Significant progress was hard to see. A doctor then suggested they take a break and visit where she grew up in Kentucky, in the hope that those familiar surroundings might calm her and memories of happier times might lift her spirits. She enjoyed seeing old friends dear to her, and lingering along the river whose flow and flora once settled her soul and gave her peace. Those moments of tranquility, however, never lasted long.
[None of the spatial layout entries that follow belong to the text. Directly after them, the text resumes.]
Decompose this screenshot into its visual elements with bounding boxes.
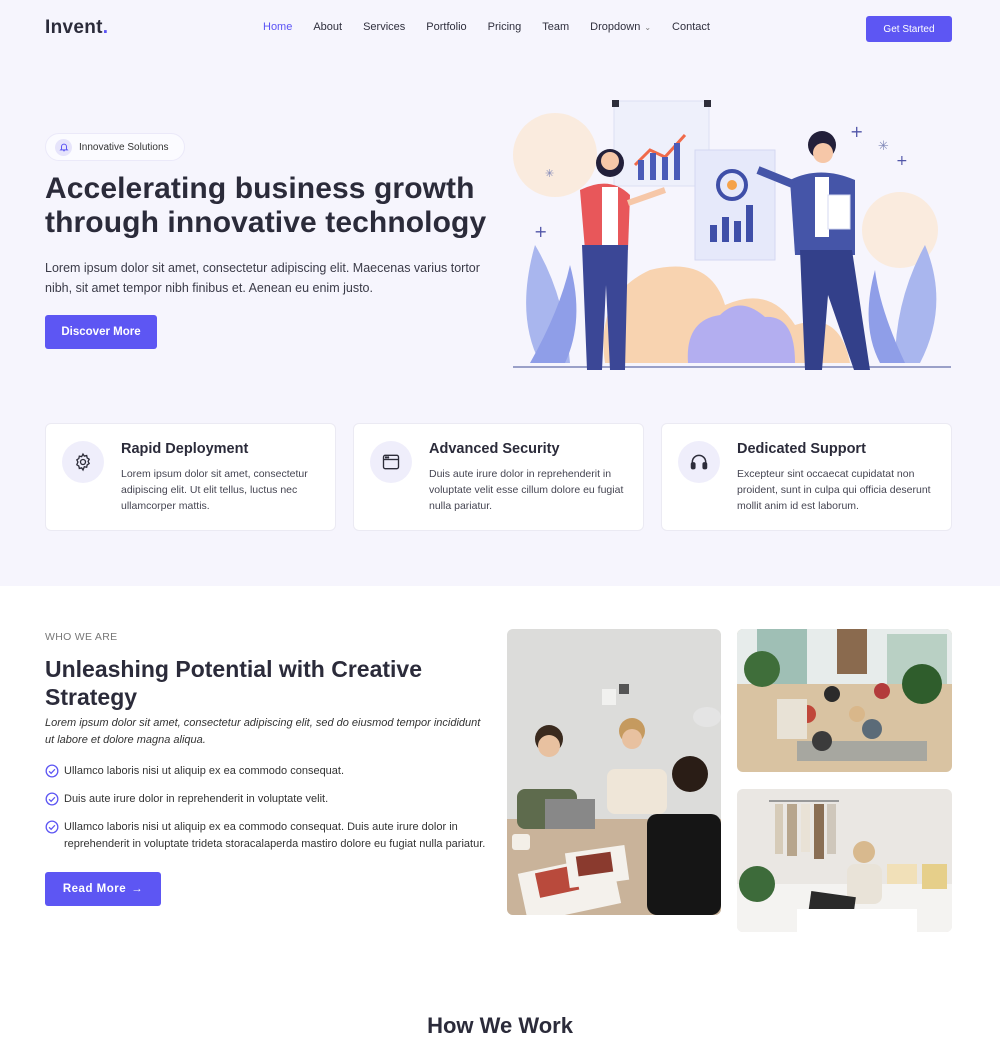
- nav-services[interactable]: Services: [363, 21, 405, 33]
- gear-icon: [62, 441, 104, 483]
- feature-title: Advanced Security: [429, 441, 560, 457]
- read-more-label: Read More: [62, 883, 127, 895]
- nav-about[interactable]: About: [313, 21, 342, 33]
- get-started-button[interactable]: Get Started: [866, 16, 952, 42]
- svg-text:✳: ✳: [878, 139, 889, 154]
- check-circle-icon: [45, 764, 59, 778]
- svg-text:✳: ✳: [545, 167, 554, 180]
- svg-text:+: +: [896, 153, 908, 169]
- section-eyebrow: WHO WE ARE: [45, 631, 118, 643]
- feature-card: Dedicated Support Excepteur sint occaeca…: [661, 423, 952, 531]
- feature-text: Duis aute irure dolor in reprehenderit i…: [429, 468, 624, 512]
- badge-label: Innovative Solutions: [79, 141, 169, 153]
- list-item-text: Ullamco laboris nisi ut aliquip ex ea co…: [64, 765, 345, 777]
- hero-title: Accelerating business growth through inn…: [45, 172, 487, 239]
- nav-portfolio[interactable]: Portfolio: [426, 21, 466, 33]
- headset-icon: [678, 441, 720, 483]
- about-title: Unleashing Potential with Creative Strat…: [45, 656, 423, 710]
- svg-text:+: +: [534, 222, 547, 241]
- nav-team[interactable]: Team: [542, 21, 569, 33]
- list-item-text: Duis aute irure dolor in reprehenderit i…: [64, 793, 329, 805]
- hero-illustration: + + + ✳ ✳: [513, 100, 951, 370]
- how-we-work-title: How We Work: [427, 1013, 573, 1038]
- feature-title: Dedicated Support: [737, 441, 866, 457]
- list-item: Ullamco laboris nisi ut aliquip ex ea co…: [45, 819, 490, 853]
- arrow-right-icon: →: [131, 883, 144, 895]
- svg-text:+: +: [850, 122, 863, 141]
- hero-badge: Innovative Solutions: [45, 133, 185, 161]
- feature-title: Rapid Deployment: [121, 441, 249, 457]
- hero-description: Lorem ipsum dolor sit amet, consectetur …: [45, 261, 480, 295]
- nav-dropdown[interactable]: Dropdown ⌄: [590, 21, 651, 33]
- chevron-down-icon: ⌄: [644, 22, 652, 32]
- feature-text: Lorem ipsum dolor sit amet, consectetur …: [121, 468, 308, 512]
- team-meeting-photo: [507, 629, 721, 915]
- nav-contact[interactable]: Contact: [672, 21, 710, 33]
- browser-window-icon: [370, 441, 412, 483]
- nav-home[interactable]: Home: [263, 21, 292, 33]
- discover-more-button[interactable]: Discover More: [45, 315, 157, 349]
- bell-icon: [55, 138, 72, 156]
- list-item: Duis aute irure dolor in reprehenderit i…: [45, 791, 490, 808]
- feature-text: Excepteur sint occaecat cupidatat non pr…: [737, 468, 931, 512]
- list-item-text: Ullamco laboris nisi ut aliquip ex ea co…: [64, 821, 486, 850]
- logo[interactable]: Invent.: [45, 17, 108, 39]
- about-lead: Lorem ipsum dolor sit amet, consectetur …: [45, 717, 481, 746]
- check-circle-icon: [45, 820, 59, 834]
- office-lounge-photo: [737, 629, 952, 772]
- list-item: Ullamco laboris nisi ut aliquip ex ea co…: [45, 763, 490, 780]
- feature-card: Advanced Security Duis aute irure dolor …: [353, 423, 644, 531]
- check-circle-icon: [45, 792, 59, 806]
- read-more-button[interactable]: Read More →: [45, 872, 161, 906]
- nav-pricing[interactable]: Pricing: [488, 21, 522, 33]
- feature-card: Rapid Deployment Lorem ipsum dolor sit a…: [45, 423, 336, 531]
- check-list: Ullamco laboris nisi ut aliquip ex ea co…: [45, 763, 490, 864]
- nav-dropdown-label: Dropdown: [590, 21, 641, 33]
- main-nav: Home About Services Portfolio Pricing Te…: [263, 21, 710, 33]
- home-office-photo: [737, 789, 952, 932]
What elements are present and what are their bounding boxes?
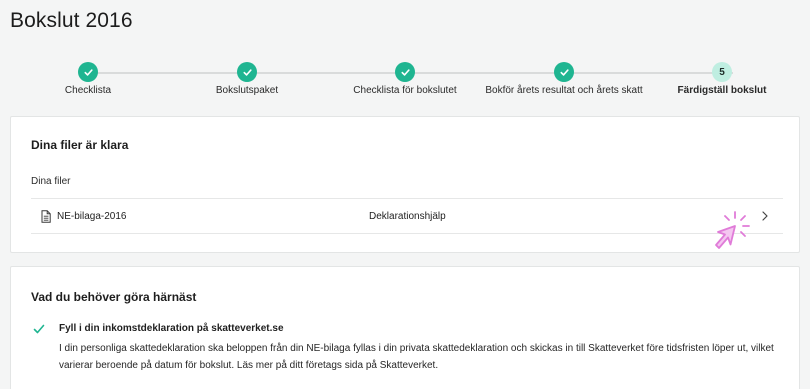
- page-title: Bokslut 2016: [10, 9, 133, 32]
- files-subheading: Dina filer: [31, 176, 71, 187]
- progress-stepper: Checklista Bokslutspaket Checklista för …: [10, 60, 800, 104]
- check-icon: [78, 62, 98, 82]
- file-icon: [40, 209, 52, 223]
- next-steps-heading: Vad du behöver göra härnäst: [31, 290, 197, 304]
- check-icon: [33, 324, 45, 334]
- step-number: 5: [712, 62, 732, 82]
- chevron-right-icon[interactable]: [761, 210, 769, 222]
- check-icon: [237, 62, 257, 82]
- check-icon: [395, 62, 415, 82]
- check-icon: [554, 62, 574, 82]
- next-steps-card: Vad du behöver göra härnäst Fyll i din i…: [10, 266, 800, 389]
- step-label: Färdigställ bokslut: [677, 85, 767, 96]
- file-help-link[interactable]: Deklarationshjälp: [369, 211, 446, 222]
- pointer-click-icon: [715, 211, 750, 249]
- checklist-item-title: Fyll i din inkomstdeklaration på skattev…: [59, 323, 284, 334]
- files-card: Dina filer är klara Dina filer NE-bilaga…: [10, 116, 800, 253]
- file-row[interactable]: NE-bilaga-2016 Deklarationshjälp: [31, 198, 783, 234]
- files-heading: Dina filer är klara: [31, 138, 129, 152]
- file-name[interactable]: NE-bilaga-2016: [57, 211, 127, 222]
- checklist-item-body: I din personliga skattedeklaration ska b…: [59, 343, 774, 371]
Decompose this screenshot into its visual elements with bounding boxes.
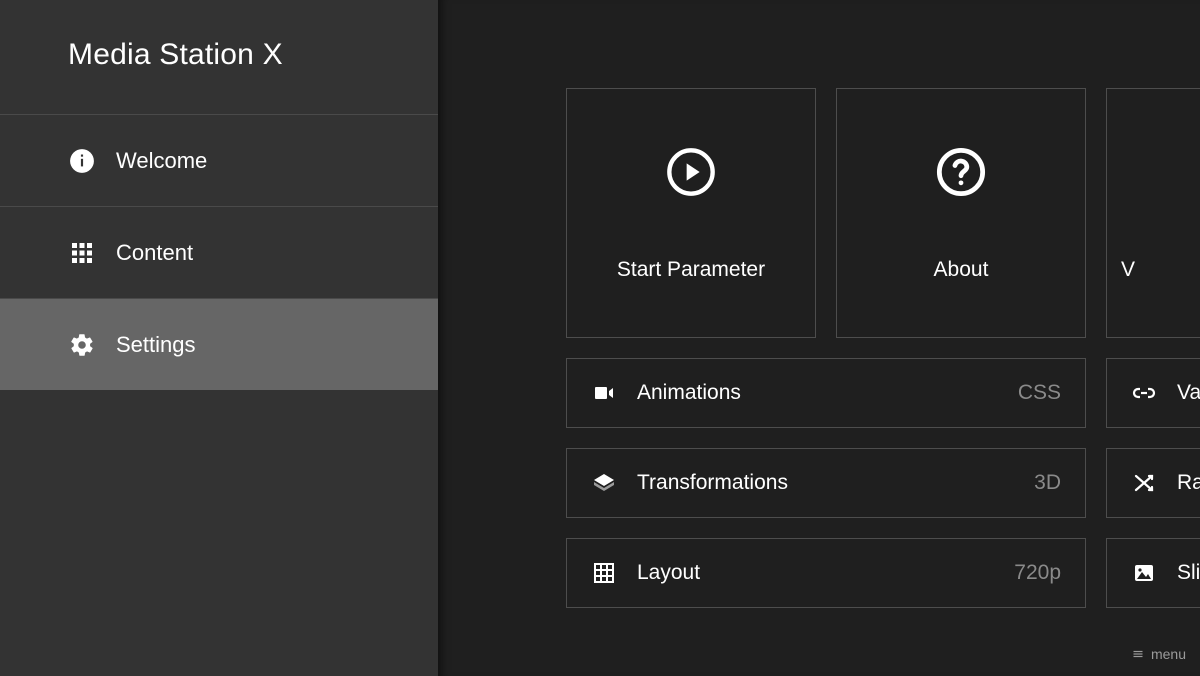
main-panel: Start Parameter About V	[438, 0, 1200, 676]
setting-random[interactable]: Ra	[1106, 448, 1200, 518]
row-label: Sli	[1177, 561, 1200, 585]
image-icon	[1131, 560, 1157, 586]
tile-label: About	[934, 258, 989, 282]
row-label: Ra	[1177, 471, 1200, 495]
help-circle-icon	[933, 144, 989, 200]
sidebar-item-label: Settings	[116, 332, 196, 358]
row-label: Va	[1177, 381, 1200, 405]
setting-transformations[interactable]: Transformations 3D	[566, 448, 1086, 518]
sidebar-item-content[interactable]: Content	[0, 206, 438, 298]
blank-icon	[1121, 144, 1177, 200]
grid-icon	[591, 560, 617, 586]
settings-column-b: Va Ra Sli	[1106, 358, 1200, 608]
apps-icon	[68, 239, 96, 267]
tile-about[interactable]: About	[836, 88, 1086, 338]
settings-column-a: Animations CSS Transformations 3D	[566, 358, 1086, 608]
row-value: CSS	[1018, 381, 1061, 405]
setting-layout[interactable]: Layout 720p	[566, 538, 1086, 608]
layers-icon	[591, 470, 617, 496]
row-label: Layout	[637, 561, 1014, 585]
row-value: 720p	[1014, 561, 1061, 585]
row-label: Animations	[637, 381, 1018, 405]
app-title: Media Station X	[0, 0, 438, 114]
videocam-icon	[591, 380, 617, 406]
sidebar-item-label: Welcome	[116, 148, 207, 174]
row-label: Transformations	[637, 471, 1034, 495]
shuffle-icon	[1131, 470, 1157, 496]
setting-animations[interactable]: Animations CSS	[566, 358, 1086, 428]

So, feeling defeated and dejected, they packed up the car and drove back to Chicago. As they drew near to their home, he noticed she’d fallen asleep with a calm, restful look on her face he hadn’t seen in months. When they pulled into the driveway, he lifted her from the car so as not to disturb her slumber, carried her inside, gently placed her on the bed and covered with a blanket. Then he pulled up a chair to watch and wait through the night. When the first rays of the rising sun reached through the curtain and touched her face, she awoke, turned her head and saw her husband there at her sider. She said, “I think I’ve been on a long journey. Where have you been?” Her husband, speaking out of months of patient watching and waiting said, “I’ve been right here, all along, at your side.” She smiled then with grateful contentment – and things started to become better from then on
If you ask, “Where is God?”, His reply is much the same as that husband’s: “I’ve been right here, all along, at your side, watching over you and waiting for you to wake up to the reality of Me, to believe in the grace of Me, and to respond to My love with a little trust and love of your own.”
In warm and tender compassion, God holds back His righteous wrath and, in gracious love, reaches out to offer you liberation, restoration and exultation.
You can count on Him, for He is “God and no mortal, the Holy One in your midst” – that is, at your side in faithful and bountiful goodness!